Trond Myklebust <trondmy@xxxxxxxxxxxxxxx> · Sun, 28 Jun 2020 21:16:38 +0000

On Sun, 2020-06-28 at 14:03 -0400, Olga Kornievskaia wrote:
> Trond/Anna,
> 
> Any comments on this patch?
> 
> On Tue, Jun 23, 2020 at 11:22 AM Olga Kornievskaia
> <olga.kornievskaia@xxxxxxxxx> wrote:
> > Current behaviour: every time a v3 operation is re-sent to the
> > server
> > we update (double) the timeout. There is no distinction between
> > whether
> > or not the previous timer had expired before the re-sent happened.
> > 
> > Here's the scenario:
> > 1. Client sends a v3 operation
> > 2. Server RST-s the connection (prior to the timeout) (eg.,
> > connection
> > is immediately reset)
> > 3. Client re-sends a v3 operation but the timeout is now 120sec.

Ah... The problem here is clearly '3.' incrementing the timeout value
before we've actually hit a minor or major timeout...

So I think we want to look carefully at xprt_adjust_timeout(). The
first rule there should be that if we're below the threshold for a
minor timeout, we just want to exit without changing anything.

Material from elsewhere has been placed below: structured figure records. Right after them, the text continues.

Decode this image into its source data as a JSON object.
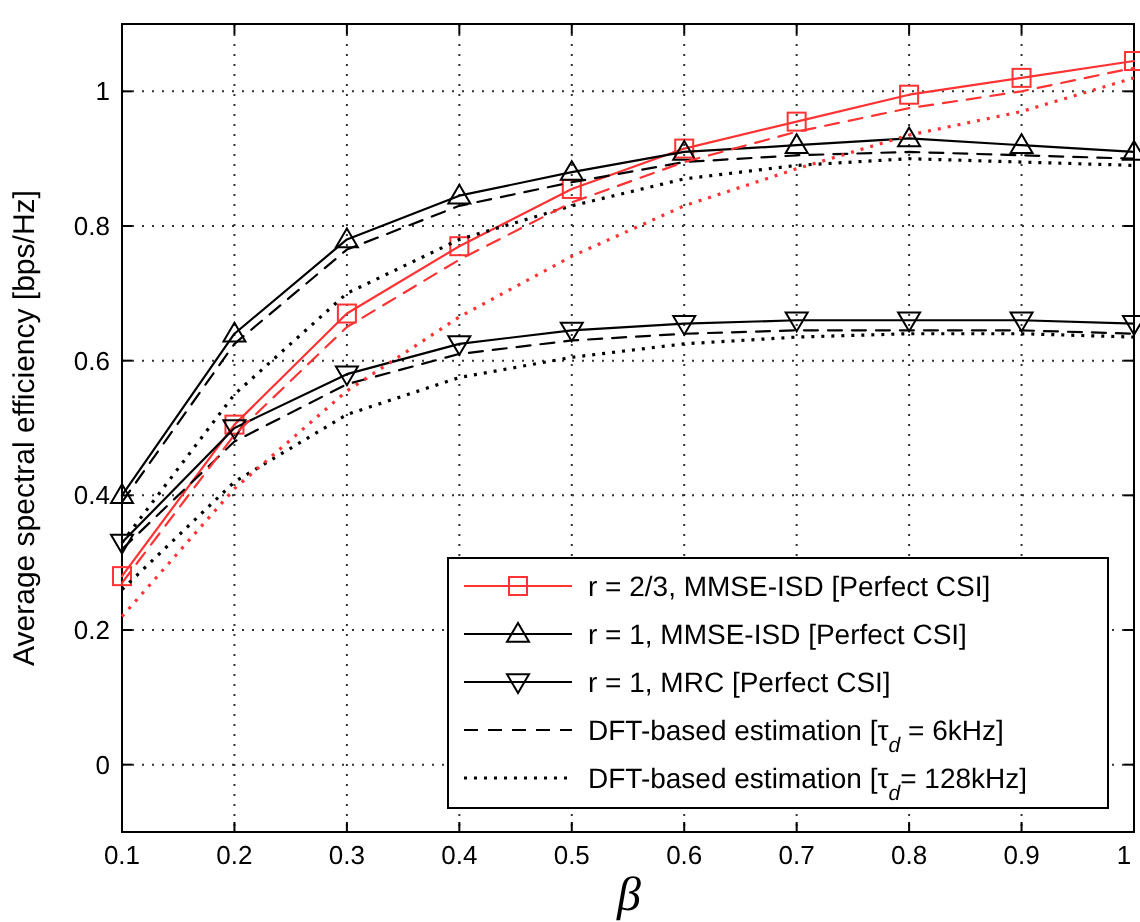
{
  "chart_data": {
    "type": "line",
    "xlabel": "β",
    "ylabel": "Average spectral efficiency [bps/Hz]",
    "x": [
      0.1,
      0.2,
      0.3,
      0.4,
      0.5,
      0.6,
      0.7,
      0.8,
      0.9,
      1
    ],
    "xlim": [
      0.1,
      1
    ],
    "xticks": [
      0.1,
      0.2,
      0.3,
      0.4,
      0.5,
      0.6,
      0.7,
      0.8,
      0.9,
      1
    ],
    "ylim": [
      -0.1,
      1.1
    ],
    "yticks": [
      0,
      0.2,
      0.4,
      0.6,
      0.8,
      1
    ],
    "grid": true,
    "legend": "bottom right",
    "series": [
      {
        "name": "r = 2/3, MMSE-ISD [Perfect CSI]",
        "color": "#ff3333",
        "marker": "square",
        "line_style": "solid",
        "values": [
          0.28,
          0.505,
          0.67,
          0.77,
          0.855,
          0.915,
          0.955,
          0.995,
          1.02,
          1.045
        ]
      },
      {
        "name": "r = 1, MMSE-ISD [Perfect CSI]",
        "color": "#000000",
        "marker": "triangle",
        "line_style": "solid",
        "values": [
          0.4,
          0.64,
          0.78,
          0.845,
          0.88,
          0.91,
          0.92,
          0.93,
          0.92,
          0.91
        ]
      },
      {
        "name": "r = 1, MRC [Perfect CSI]",
        "color": "#000000",
        "marker": "triangle-down",
        "line_style": "solid",
        "values": [
          0.33,
          0.5,
          0.58,
          0.625,
          0.645,
          0.655,
          0.66,
          0.66,
          0.66,
          0.655
        ]
      },
      {
        "name": "DFT-based estimation  [τ$_{d}$ = 6kHz]",
        "color": "#000000",
        "marker": "none",
        "line_style": "dashed",
        "values": [
          0.39,
          0.625,
          0.765,
          0.83,
          0.865,
          0.895,
          0.905,
          0.91,
          0.905,
          0.9
        ]
      },
      {
        "name": "DFT-based estimation  [τ$_{d}$= 128kHz]",
        "color": "#000000",
        "marker": "none",
        "line_style": "dotted",
        "values": [
          0.33,
          0.55,
          0.7,
          0.78,
          0.83,
          0.87,
          0.89,
          0.9,
          0.895,
          0.89
        ]
      },
      {
        "color": "#000000",
        "marker": "none",
        "line_style": "dashed",
        "values": [
          0.32,
          0.48,
          0.565,
          0.61,
          0.63,
          0.64,
          0.645,
          0.645,
          0.645,
          0.64
        ]
      },
      {
        "color": "#000000",
        "marker": "none",
        "line_style": "dotted",
        "values": [
          0.26,
          0.42,
          0.52,
          0.575,
          0.605,
          0.625,
          0.635,
          0.64,
          0.64,
          0.635
        ]
      },
      {
        "color": "#ff3333",
        "marker": "none",
        "line_style": "dashed",
        "values": [
          0.27,
          0.49,
          0.65,
          0.75,
          0.835,
          0.895,
          0.94,
          0.975,
          1.0,
          1.035
        ]
      },
      {
        "color": "#ff3333",
        "marker": "none",
        "line_style": "dotted",
        "values": [
          0.22,
          0.41,
          0.555,
          0.665,
          0.755,
          0.83,
          0.885,
          0.935,
          0.97,
          1.02
        ]
      }
    ]
  }
}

The second rule is then that if we're below the threshold for a major
timeout, then we adjust the timeout value by doubling it (if to-
>to_exponential) or adding the value to->to_increment (if !to-
>to_exponential) and then exit.

Finally, if this is a major timeout, we reset req->rq_timeout to to-
>to_initval, reset req->rq_retries, call xprt_reset_majortimeo(), reset
the RTT counters and return ETIMEDOUT.

None of this should be specific to your connection reset case. This is
how we want timeouts to work in the generic case, so we need to fix
that.

-- 
Trond Myklebust
Linux NFS client maintainer, Hammerspace
trond.myklebust@xxxxxxxxxxxxxxx